HAD THERE BEEN no war, there would be no difficulty in commemorating the life of Lyndon Johnson.
His years, filled with accomplishments, followed the fabled outlines of the American success story. The eldest son of a locally prominent but extremely poor family in rural Texas, Johnson worked his way through Southwest Texas State Teachers College at San Marcos. He became a Houston schoolteacher but never relinquished his childhood political ambitions. After, working for a successful Congressional candidate, he became a legislative aide in 1931, and then, in 1937, he returned to Texas to win election as a New Deal Congressman.

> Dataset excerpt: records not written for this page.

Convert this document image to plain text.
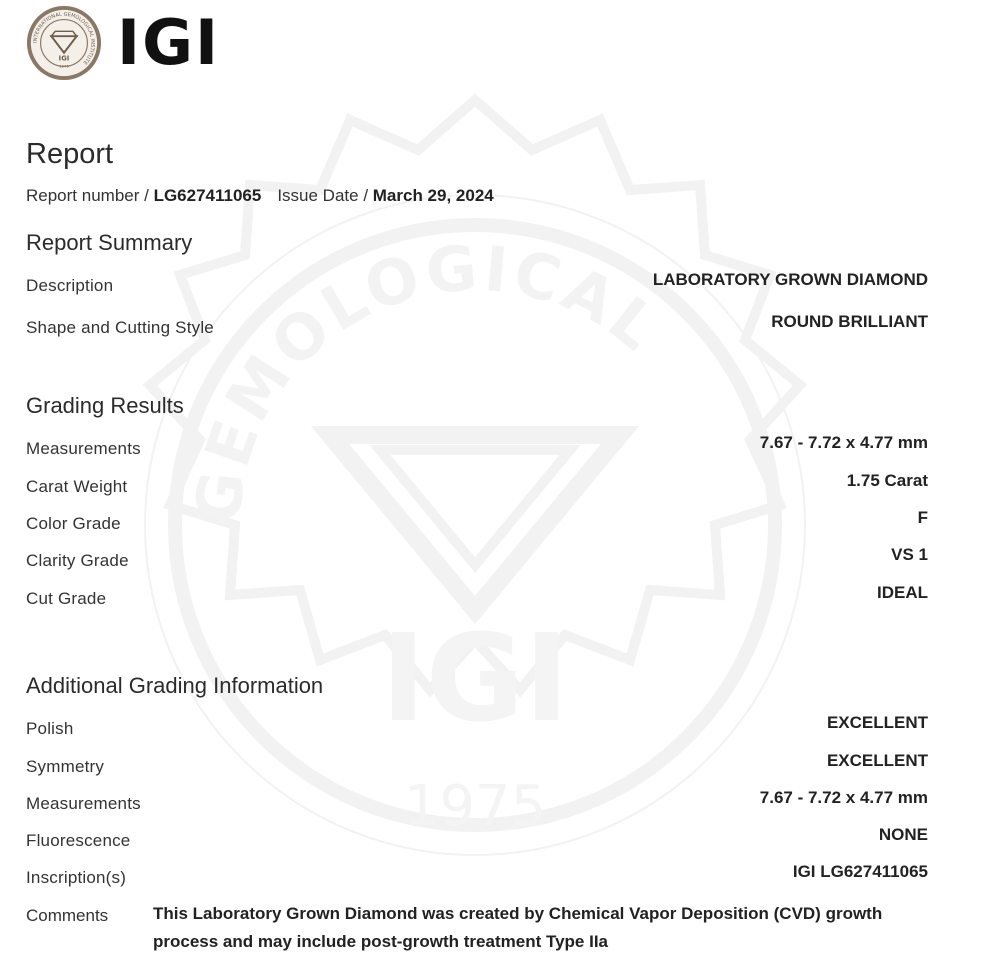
GEMOLOGICAL
IGI
1975
INTERNATIONAL GEMOLOGICAL INSTITUTE
IGI
1975 IGI
Report
Report number / LG627411065 Issue Date / March 29, 2024
Report Summary
Description	LABORATORY GROWN DIAMOND
Shape and Cutting Style	ROUND BRILLIANT
Grading Results
Measurements	7.67 - 7.72 x 4.77 mm
Carat Weight	1.75 Carat
Color Grade	F
Clarity Grade	VS 1
Cut Grade	IDEAL
Additional Grading Information
Polish	EXCELLENT
Symmetry	EXCELLENT
Measurements	7.67 - 7.72 x 4.77 mm
Fluorescence	NONE
Inscription(s)	IGI LG627411065
Comments	This Laboratory Grown Diamond was created by Chemical Vapor Deposition (CVD) growth process and may include post-growth treatment Type IIa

From there it was on to the top. In 1948 Johnson became a U.S. Senator. Dazzling his colleagues with his energy and ability, he became Democratic majority leader in 1954. He was 46 years old. In 1960 he became Vice President under John F. Kennedy, and after Kennedy's assassination three years later, he began his five years as President.

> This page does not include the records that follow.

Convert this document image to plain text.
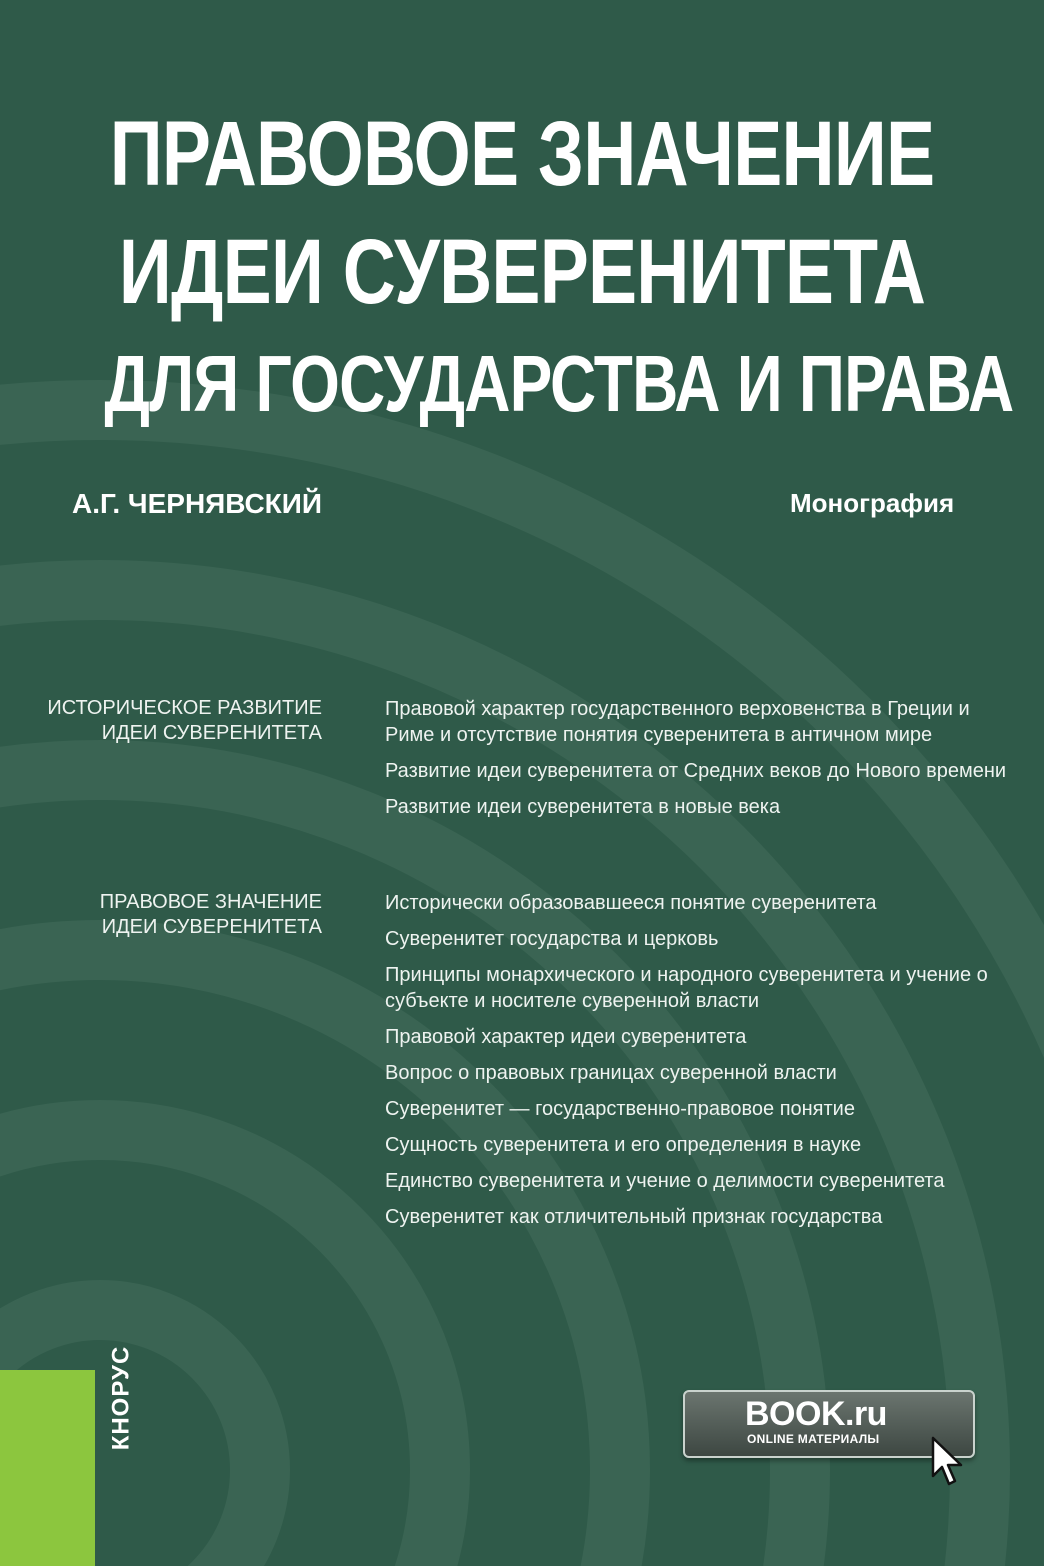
ПРАВОВОЕ ЗНАЧЕНИЕ
ИДЕИ СУВЕРЕНИТЕТА
ДЛЯ ГОСУДАРСТВА И ПРАВА
А.Г. ЧЕРНЯВСКИЙ	Монография
ИСТОРИЧЕСКОЕ РАЗВИТИЕ
ИДЕИ СУВЕРЕНИТЕТА
Правовой характер государственного верховенства в Греции и Риме и отсутствие понятия суверенитета в античном мире
Развитие идеи суверенитета от Средних веков до Нового времени
Развитие идеи суверенитета в новые века
ПРАВОВОЕ ЗНАЧЕНИЕ
ИДЕИ СУВЕРЕНИТЕТА
Исторически образовавшееся понятие суверенитета
Суверенитет государства и церковь
Принципы монархического и народного суверенитета и учение о субъекте и носителе суверенной власти
Правовой характер идеи суверенитета
Вопрос о правовых границах суверенной власти
Суверенитет — государственно-правовое понятие
Сущность суверенитета и его определения в науке
Единство суверенитета и учение о делимости суверенитета
Суверенитет как отличительный признак государства
КНОРУС	BOOK.ru
ONLINE МАТЕРИАЛЫ
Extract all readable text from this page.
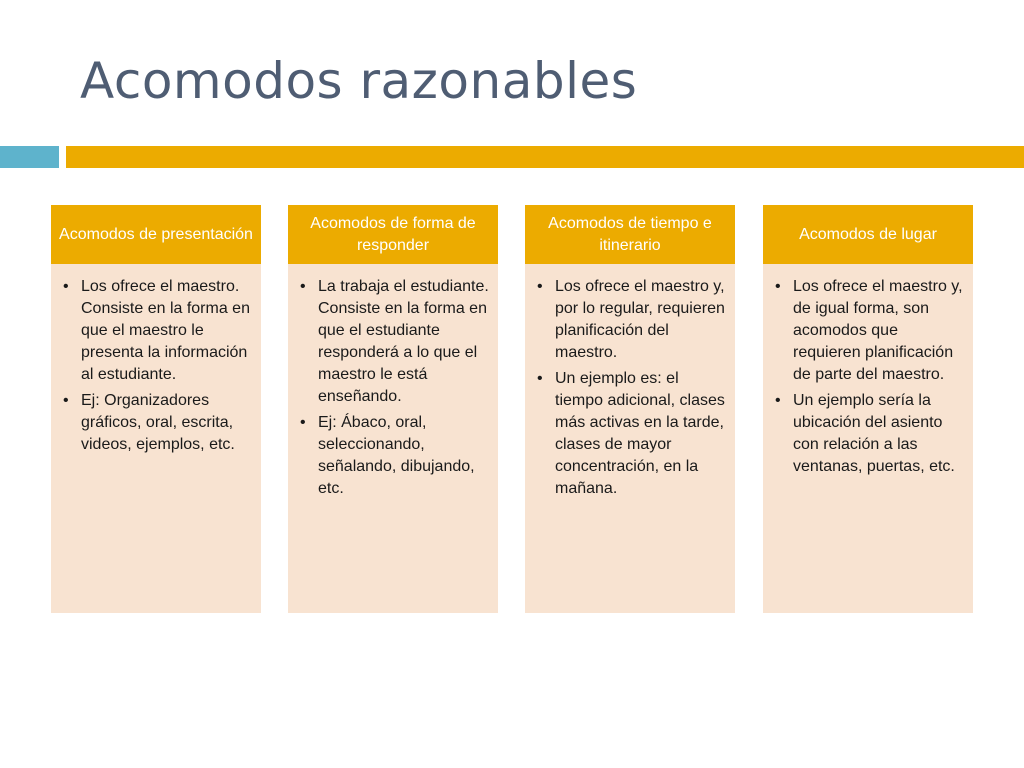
Acomodos razonables
Acomodos de presentación
• Los ofrece el maestro. Consiste en la forma en que el maestro le presenta la información al estudiante.
• Ej: Organizadores gráficos, oral, escrita, videos, ejemplos, etc.
Acomodos de forma de responder
• La trabaja el estudiante. Consiste en la forma en que el estudiante responderá a lo que el maestro le está enseñando.
• Ej: Ábaco, oral, seleccionando, señalando, dibujando, etc.
Acomodos de tiempo e itinerario
• Los ofrece el maestro y, por lo regular, requieren planificación del maestro.
• Un ejemplo es: el tiempo adicional, clases más activas en la tarde, clases de mayor concentración, en la mañana.
Acomodos de lugar
• Los ofrece el maestro y, de igual forma, son acomodos que requieren planificación de parte del maestro.
• Un ejemplo sería la ubicación del asiento con relación a las ventanas, puertas, etc.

With his Great Society program, Johnson proved his loyalty to the principles of Franklin D. Roosevelt. His determination steered the Civil Rights Act of 1964 through Congress; the Act gave the Federal government the power to end discrimination in all public facilities and to ensure the right of blacks to vote. After returning to the White House with the largest popular vote margin in history, Johnson went to work with a heavily Democratic Congress. Medicare legislation in 1965 financed medical costs for the elderly as a Social Security benefit. Massive Federal aid helped stagnating elementary and secondary schools. The Model Cities program gave new hope to rotting urban centers. The list of achievements is lengthy. But in the end, another war overshadowed the War on Poverty, and the American napalm and bombs in a faraway land were reflected at home in the firebombed ghettos and the anguished college campuses.
Who are we to forgive Lyndon Johnson? What did we suffer at his hands? Pardon must come from the victims: the people of Indochina. But in evaluating the man, we might well look at his successor, who has pursued with passion Johnson's great mistake abroad and dedicated himself to tearing down at home all the ideals of a Great Society.